“Success is the ability to go from failure to failure without losing your enthusiasm.”
– Winston Churchill
Author: Michael McQueen
Six hours’ train ride south of Stockholm in the Swedish town of Helsingborg, you will find one of the more interesting museums you’re ever likely to come across. What is most remarkable about this museum is what it celebrates. Inside you will find no exhibits commemorating triumphs of human ingenuity of creativity – rather, you will encounter exhibit after exhibit celebrating, of all things, failure. That’s right, an entire museum dedicated to many of the greatest stuff ups, misfires and train wrecks of human history.

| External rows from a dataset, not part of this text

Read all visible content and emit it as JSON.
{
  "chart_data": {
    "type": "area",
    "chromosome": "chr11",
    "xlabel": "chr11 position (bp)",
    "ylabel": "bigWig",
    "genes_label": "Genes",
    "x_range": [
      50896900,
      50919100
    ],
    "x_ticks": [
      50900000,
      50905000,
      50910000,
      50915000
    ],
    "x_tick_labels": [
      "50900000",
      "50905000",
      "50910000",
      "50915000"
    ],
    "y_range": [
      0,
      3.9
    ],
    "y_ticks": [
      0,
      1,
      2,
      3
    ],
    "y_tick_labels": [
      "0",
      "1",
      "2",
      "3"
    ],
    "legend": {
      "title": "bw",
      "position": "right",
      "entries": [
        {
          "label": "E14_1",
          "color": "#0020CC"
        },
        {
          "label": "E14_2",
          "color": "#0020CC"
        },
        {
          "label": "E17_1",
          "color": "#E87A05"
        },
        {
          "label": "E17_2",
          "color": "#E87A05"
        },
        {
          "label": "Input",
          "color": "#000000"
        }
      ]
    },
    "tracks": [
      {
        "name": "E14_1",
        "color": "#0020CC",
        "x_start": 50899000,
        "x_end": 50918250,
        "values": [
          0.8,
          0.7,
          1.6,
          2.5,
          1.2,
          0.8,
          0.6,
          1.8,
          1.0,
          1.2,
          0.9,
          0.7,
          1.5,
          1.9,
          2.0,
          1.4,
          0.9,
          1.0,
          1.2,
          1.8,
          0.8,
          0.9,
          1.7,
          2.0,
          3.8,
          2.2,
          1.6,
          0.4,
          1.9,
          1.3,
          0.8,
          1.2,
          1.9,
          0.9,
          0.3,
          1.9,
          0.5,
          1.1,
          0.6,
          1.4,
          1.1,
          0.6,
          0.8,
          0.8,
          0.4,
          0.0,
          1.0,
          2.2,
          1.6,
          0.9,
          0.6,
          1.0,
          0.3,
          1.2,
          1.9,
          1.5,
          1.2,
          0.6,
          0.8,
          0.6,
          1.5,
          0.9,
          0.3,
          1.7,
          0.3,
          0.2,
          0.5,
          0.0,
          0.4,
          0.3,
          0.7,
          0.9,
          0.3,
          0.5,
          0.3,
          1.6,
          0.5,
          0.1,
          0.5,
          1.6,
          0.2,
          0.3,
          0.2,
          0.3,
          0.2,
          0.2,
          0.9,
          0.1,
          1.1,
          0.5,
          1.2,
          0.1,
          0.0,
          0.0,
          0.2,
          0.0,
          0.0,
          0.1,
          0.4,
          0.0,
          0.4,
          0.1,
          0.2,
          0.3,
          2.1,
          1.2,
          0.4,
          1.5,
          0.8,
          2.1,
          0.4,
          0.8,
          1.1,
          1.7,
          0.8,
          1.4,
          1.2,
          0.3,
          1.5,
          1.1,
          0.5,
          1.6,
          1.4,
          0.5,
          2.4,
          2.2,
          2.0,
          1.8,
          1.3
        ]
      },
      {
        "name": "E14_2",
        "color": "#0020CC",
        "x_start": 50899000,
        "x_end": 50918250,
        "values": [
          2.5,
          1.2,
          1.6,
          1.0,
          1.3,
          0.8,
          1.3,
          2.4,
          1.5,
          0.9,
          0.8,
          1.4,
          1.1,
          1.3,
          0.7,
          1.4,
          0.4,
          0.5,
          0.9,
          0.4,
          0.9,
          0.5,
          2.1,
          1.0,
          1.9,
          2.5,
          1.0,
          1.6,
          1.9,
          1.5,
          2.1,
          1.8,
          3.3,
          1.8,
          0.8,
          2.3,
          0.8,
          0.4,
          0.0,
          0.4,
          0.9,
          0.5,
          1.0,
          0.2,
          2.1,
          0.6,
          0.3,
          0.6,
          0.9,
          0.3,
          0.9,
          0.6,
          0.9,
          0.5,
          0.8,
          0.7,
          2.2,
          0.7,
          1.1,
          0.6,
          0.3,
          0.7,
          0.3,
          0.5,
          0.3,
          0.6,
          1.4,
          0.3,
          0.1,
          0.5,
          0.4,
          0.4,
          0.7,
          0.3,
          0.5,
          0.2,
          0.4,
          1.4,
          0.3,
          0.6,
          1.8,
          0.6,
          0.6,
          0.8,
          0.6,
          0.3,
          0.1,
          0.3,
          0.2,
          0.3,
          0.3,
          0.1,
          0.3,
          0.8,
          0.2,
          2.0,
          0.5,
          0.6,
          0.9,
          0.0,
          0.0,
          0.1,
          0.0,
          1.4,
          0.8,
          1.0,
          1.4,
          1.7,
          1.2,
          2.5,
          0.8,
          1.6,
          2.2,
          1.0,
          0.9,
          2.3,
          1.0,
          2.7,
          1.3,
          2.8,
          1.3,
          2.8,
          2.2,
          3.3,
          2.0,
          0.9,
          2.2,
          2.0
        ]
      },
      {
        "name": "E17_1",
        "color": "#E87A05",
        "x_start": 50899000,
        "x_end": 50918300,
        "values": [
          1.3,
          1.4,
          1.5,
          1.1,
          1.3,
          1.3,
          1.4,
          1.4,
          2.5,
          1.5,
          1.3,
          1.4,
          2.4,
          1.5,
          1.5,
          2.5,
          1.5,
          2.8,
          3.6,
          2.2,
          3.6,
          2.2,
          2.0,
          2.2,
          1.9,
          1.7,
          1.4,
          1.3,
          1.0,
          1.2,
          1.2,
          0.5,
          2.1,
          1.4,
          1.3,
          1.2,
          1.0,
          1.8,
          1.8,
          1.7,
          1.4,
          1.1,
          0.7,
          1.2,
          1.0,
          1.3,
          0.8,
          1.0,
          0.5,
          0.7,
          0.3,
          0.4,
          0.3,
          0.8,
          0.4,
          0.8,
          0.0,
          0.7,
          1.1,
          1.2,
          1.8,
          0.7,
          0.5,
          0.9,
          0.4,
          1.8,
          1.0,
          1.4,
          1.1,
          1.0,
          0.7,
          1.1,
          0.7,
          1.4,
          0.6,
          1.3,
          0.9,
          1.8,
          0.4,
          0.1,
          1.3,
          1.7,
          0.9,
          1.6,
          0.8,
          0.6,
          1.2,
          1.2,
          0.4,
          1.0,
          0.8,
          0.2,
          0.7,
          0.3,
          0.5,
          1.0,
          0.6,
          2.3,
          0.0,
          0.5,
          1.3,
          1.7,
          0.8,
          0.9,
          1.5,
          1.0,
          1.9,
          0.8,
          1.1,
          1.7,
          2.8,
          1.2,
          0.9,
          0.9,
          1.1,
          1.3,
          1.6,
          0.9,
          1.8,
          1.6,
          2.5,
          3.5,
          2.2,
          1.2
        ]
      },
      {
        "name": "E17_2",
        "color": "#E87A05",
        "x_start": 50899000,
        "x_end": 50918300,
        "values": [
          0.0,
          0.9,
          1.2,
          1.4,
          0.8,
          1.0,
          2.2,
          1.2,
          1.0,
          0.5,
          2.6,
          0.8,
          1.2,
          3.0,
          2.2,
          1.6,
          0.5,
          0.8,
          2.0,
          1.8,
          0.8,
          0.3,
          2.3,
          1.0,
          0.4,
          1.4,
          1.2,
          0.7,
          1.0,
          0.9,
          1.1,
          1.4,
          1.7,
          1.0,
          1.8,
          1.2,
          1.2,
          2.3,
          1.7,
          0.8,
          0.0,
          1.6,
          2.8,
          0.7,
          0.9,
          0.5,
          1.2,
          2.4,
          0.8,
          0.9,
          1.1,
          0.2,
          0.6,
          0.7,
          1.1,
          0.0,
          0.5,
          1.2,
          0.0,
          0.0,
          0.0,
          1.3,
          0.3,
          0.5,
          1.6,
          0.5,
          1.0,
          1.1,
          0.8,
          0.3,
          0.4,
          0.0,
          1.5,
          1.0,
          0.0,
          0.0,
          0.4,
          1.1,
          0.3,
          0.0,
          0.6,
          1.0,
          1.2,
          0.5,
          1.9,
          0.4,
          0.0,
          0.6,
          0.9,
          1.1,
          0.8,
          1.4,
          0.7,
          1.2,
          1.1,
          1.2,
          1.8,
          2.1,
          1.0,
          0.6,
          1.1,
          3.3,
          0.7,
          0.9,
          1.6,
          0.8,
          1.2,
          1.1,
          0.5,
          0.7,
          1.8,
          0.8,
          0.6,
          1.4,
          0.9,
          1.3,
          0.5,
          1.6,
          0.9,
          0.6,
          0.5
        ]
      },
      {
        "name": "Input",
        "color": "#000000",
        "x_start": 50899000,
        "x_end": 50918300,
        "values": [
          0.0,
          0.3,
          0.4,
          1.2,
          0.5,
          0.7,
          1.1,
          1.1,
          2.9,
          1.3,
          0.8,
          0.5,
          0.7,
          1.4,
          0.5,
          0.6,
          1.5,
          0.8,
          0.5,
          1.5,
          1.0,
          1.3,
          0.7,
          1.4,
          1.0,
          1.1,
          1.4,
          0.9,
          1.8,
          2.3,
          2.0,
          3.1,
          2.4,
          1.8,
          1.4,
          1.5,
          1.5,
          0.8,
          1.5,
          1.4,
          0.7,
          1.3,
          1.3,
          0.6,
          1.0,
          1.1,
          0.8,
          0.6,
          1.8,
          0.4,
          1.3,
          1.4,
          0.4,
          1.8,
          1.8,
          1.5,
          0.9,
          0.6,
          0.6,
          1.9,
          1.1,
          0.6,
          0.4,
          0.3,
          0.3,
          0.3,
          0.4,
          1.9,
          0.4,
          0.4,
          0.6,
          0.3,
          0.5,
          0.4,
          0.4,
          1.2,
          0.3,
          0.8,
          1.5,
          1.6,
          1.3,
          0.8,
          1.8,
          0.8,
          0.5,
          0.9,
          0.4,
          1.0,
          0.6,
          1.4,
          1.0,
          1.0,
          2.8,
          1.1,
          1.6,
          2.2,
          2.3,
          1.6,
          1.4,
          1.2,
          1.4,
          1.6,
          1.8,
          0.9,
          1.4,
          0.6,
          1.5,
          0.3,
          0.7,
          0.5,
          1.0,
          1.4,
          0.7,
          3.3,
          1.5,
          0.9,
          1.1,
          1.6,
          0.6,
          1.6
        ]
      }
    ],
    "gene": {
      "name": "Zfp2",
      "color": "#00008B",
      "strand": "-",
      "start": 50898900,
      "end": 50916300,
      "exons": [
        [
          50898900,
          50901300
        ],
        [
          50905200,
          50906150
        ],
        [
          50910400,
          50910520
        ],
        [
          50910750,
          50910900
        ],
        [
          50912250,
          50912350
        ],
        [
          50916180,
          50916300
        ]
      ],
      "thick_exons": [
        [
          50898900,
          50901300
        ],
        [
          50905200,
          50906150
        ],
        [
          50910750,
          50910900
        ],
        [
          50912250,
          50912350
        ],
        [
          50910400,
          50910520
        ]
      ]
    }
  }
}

Opening its doors on June 15th 2017, visitors to the Museum of Failure encounter a litany of flops ranging from Harley-Davidson’s ill-fated perfume, to the breathtakingly misogynistic Bic pen “for her,” the Apple Newton and, of course, Google Glass. Far from ridiculing these embarrassing blunders, the Museum of Failure’s director Samuel West wants to celebrate them. A former clinical psychologist with a doctorate in innovation, West knows too well the vital role that that failure plays in coming up with new ideas. And yet, the stigma attached to failure prevents many organisations and individuals from embracing it. “We glorify success so much, but at the expense of demonising failure. And it’s from failure that we learn,” says West.
I couldn’t agree more.
We live in a culture that is obsessed with success. As someone who spends a lot of my time in the conference world, I can hardly think of an example of a corporate event where a leader took to the stage and celebrated a mistake or failure. Sometimes we skirt close to the theme by talking about ‘learning experiences’ but in reality, modern business culture loves to showcase the success, the triumph and the victory – scarcely acknowledging the failures that were part of the success journey.
Despite our constant talk of the power of failure and the many tired clichés we throw around the subject, we are simply not acting on our knowledge. Particularly in the more public roles of the business world – the publicly listed companies with their shareholder scrutiny, the highly visible and influential C-suite, the keynote speaker stage – there is an overwhelming temptation to hide failures and play it safe.